June 25, 2006
Infatuation is not real.
A friend of mine is in the throes of infatuation with a new man. They have strong e-mail chemistry, and over the weekend they exchanged six e-mails, four pages long, single-spaced. It started in the context of work, then one day he asked her something personal. She asked him something personal in return, and the flirting had begun. Very quickly it became sexual, and now, even if she wanted to stop, she can't: the momentum is too exciting to resist.
"The last time I was single was before e-mail," she told me. "Where does this type of relationship go?"
Here's where: down.
I've been there, I know. I told her it's a simple equation. Life is like jail. The only way to get through it is to have a diversion and e-mail is the courtyard where you can breathe some fresh air. First it's the occasional flirty one back and forth, then it's checking obsessively to see if there's a new one waiting, then you're meeting in person, and the next thing you know you're in therapy six times a week, eating peanut butter in your bathrobe and wondering why your friends won't come to visit you on death row.
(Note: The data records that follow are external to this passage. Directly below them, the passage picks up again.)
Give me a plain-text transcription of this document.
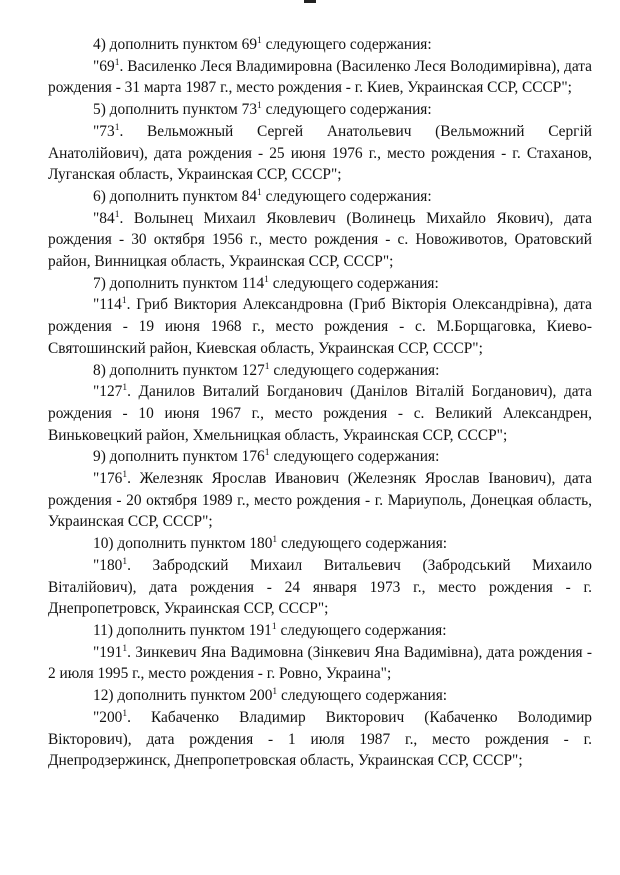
4) дополнить пунктом $69^1$ следующего содержания:

"$69^1$. Василенко Леся Владимировна (Василенко Леся Володимирівна), дата рождения - 31 марта 1987 г., место рождения - г. Киев, Украинская ССР, СССР";

5) дополнить пунктом $73^1$ следующего содержания:

"$73^1$. Вельможный Сергей Анатольевич (Вельможний Сергій Анатолійович), дата рождения - 25 июня 1976 г., место рождения - г. Стаханов, Луганская область, Украинская ССР, СССР";

6) дополнить пунктом $84^1$ следующего содержания:

"$84^1$. Волынец Михаил Яковлевич (Волинець Михайло Якович), дата рождения - 30 октября 1956 г., место рождения - с. Новоживотов, Оратовский район, Винницкая область, Украинская ССР, СССР";

7) дополнить пунктом $114^1$ следующего содержания:

"$114^1$. Гриб Виктория Александровна (Гриб Вікторія Олександрівна), дата рождения - 19 июня 1968 г., место рождения - с. М.Борщаговка, Киево-Святошинский район, Киевская область, Украинская ССР, СССР";

8) дополнить пунктом $127^1$ следующего содержания:

"$127^1$. Данилов Виталий Богданович (Данілов Віталій Богданович), дата рождения - 10 июня 1967 г., место рождения - с. Великий Александрен, Виньковецкий район, Хмельницкая область, Украинская ССР, СССР";

9) дополнить пунктом $176^1$ следующего содержания:

"$176^1$. Железняк Ярослав Иванович (Железняк Ярослав Іванович), дата рождения - 20 октября 1989 г., место рождения - г. Мариуполь, Донецкая область, Украинская ССР, СССР";

10) дополнить пунктом $180^1$ следующего содержания:

"$180^1$. Забродский Михаил Витальевич (Забродський Михаило Віталійович), дата рождения - 24 января 1973 г., место рождения - г. Днепропетровск, Украинская ССР, СССР";

11) дополнить пунктом $191^1$ следующего содержания:

"$191^1$. Зинкевич Яна Вадимовна (Зінкевич Яна Вадимівна), дата рождения - 2 июля 1995 г., место рождения - г. Ровно, Украина";

12) дополнить пунктом $200^1$ следующего содержания:

"$200^1$. Кабаченко Владимир Викторович (Кабаченко Володимир Вікторович), дата рождения - 1 июля 1987 г., место рождения - г. Днепродзержинск, Днепропетровская область, Украинская ССР, СССР";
Infatuation isn't real. That's why it feels good. If only we could see through the haze of intoxication and lust, we'd save time and cut right to the misery. Then we wouldn't have to deal with the memory of how great it was in the first six months when everything was bliss.It's the bliss part that's so hard to forget.
Recently a US census declared that the average marriage lasts seven years. I couldn't believe it. That long? My longest relationship was six years and it felt like an ice age had passed. The top three reasons given for divorce were:
Reason 1: Partners were not good matches. I blame this entirely on infatuation. When you're infatuated, you want go to bed with someone all the time, which is blinding, and you stay blind until the third year, when your eyes start to open. You begin to see who you're really in bed with and realise you'd rather go to dinner. That's when your partner says something along the lines of, "Again? We go out all the time," and you decide: eyesight sucks.
Reason 2: People change. I blame this too on infatuation. Because it's not that the partners change, but your focus. You see them for who they really are and have that "what was I thinking?" moment.That moment is followed with a bucket of ice cream and an addiction to Oprah. Or in my case, both.
Reason 3: Partners either hid their psychological problems or they developed over time. No, it's not that they hid them, it's that when you're infatuated with someone, the things that would be unacceptable in the real world become tokens of endearment and affection in infatuation world. "He's not a psychopath - he's just attentive!" And as for psychological problems developing over time? That's nature telling you infatuation has worn off.
Knowing all this, I tried to deter my friend from getting sucked into the e-mail vortex, but I didn't sound very convincing. Why? Because I'm totally jealous. Infatuation is a break from reality - an extreme, head-spinning, heart-thumping heartbreak waiting to happen. It's the only time you don't see what's coming and there's no voice in your head pointing out the future. What's not to love?